X: A coating defect occurs in all papers, and is not practical.

  In the recording material 9, crystals of boric acid and borax were formed after coating and drying for the undercoat layer, and the ink receiving layer was coated thereon, but the surface was rough and cracks were locally generated. In the recording materials 10 and 11, which are comparative examples using latex having a low MFT for the undercoat layer, cracks occurred when the ink receiving layer was applied. This is probably because the amount of boric acid released into the ink receiving layer was small. In the recording material 12 in which the alkali was not added to the undercoat layer coating solution, the coating surface was remarkably disturbed when the undercoat layer coating solution was applied. This is probably because the wet coating amount of the undercoat layer coating solution was too large. Furthermore, although an ink receiving layer was applied, the disturbance of the undercoat layer could not be covered. As a result, glossiness decreased. The recording material 13 with no undercoat layer and the addition of orthoboric acid as a cross-linking agent in the ink receiving layer has no problem in print quality, gloss, etc., but takes a long drying time when the ink receiving layer is applied. Therefore, it can be judged that productivity is low. In the recording material 14, gelatin was used as a binder for the undercoat layer, but glossiness, water resistance, and moisture resistance were insufficient. This is considered to be because the boric acid release rate was lowered because a continuous film was formed after applying and drying the coating solution for the undercoat layer, and a sufficient amount of boric acid was not supplied to the ink receiving layer.
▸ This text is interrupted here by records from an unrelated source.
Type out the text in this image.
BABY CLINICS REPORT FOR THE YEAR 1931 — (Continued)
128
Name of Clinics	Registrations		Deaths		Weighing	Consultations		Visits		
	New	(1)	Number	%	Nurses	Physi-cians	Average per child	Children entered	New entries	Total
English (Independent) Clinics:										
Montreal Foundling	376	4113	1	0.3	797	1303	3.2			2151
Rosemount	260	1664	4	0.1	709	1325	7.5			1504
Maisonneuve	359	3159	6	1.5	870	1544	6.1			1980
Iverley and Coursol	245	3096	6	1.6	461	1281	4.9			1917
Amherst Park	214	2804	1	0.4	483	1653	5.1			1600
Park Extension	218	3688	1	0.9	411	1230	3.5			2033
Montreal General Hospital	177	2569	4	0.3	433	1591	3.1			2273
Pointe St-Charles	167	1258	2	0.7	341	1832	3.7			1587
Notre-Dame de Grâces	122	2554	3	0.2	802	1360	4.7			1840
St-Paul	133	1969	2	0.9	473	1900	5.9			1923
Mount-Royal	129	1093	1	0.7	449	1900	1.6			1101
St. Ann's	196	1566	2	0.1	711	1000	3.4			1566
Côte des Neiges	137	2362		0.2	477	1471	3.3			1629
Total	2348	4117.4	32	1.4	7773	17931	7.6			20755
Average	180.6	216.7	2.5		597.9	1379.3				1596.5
In the recording material 15, vapor phase method silica was added to increase the viscosity of the undercoat layer coating solution. As a result, the water-dispersible resin of the present invention was insufficient as a finely dispersed vapor-phase silica binder, and cracks occurred when the undercoat layer coating solution was dried. In the recording material 16 using inorganic fine particles having an average secondary particle diameter exceeding 500 nm for the undercoat layer, glossiness and color developability were lowered. In addition, the water resistance and moisture resistance of the image also decreased.

  From the above results, according to the present invention, it is possible to provide an ink jet recording material having high glossiness, excellent ink absorbability and color developability, and excellent water resistance and moisture bleeding resistance with high productivity. It becomes.

Claims (1)

  An undercoat layer coating solution containing a water-dispersible resin having a minimum film-forming temperature of 40 ° C. or higher, an alkali agent, and boric acid or a derivative thereof on a non-water-absorbing support and substantially free of inorganic fine particles. After coating, an ink receiving layer coating liquid mainly containing inorganic fine particles having an average secondary particle diameter of 500 nm or less and containing polyvinyl alcohol or a derivative thereof as a binder of the inorganic fine particles is applied. A method for producing an inkjet recording material.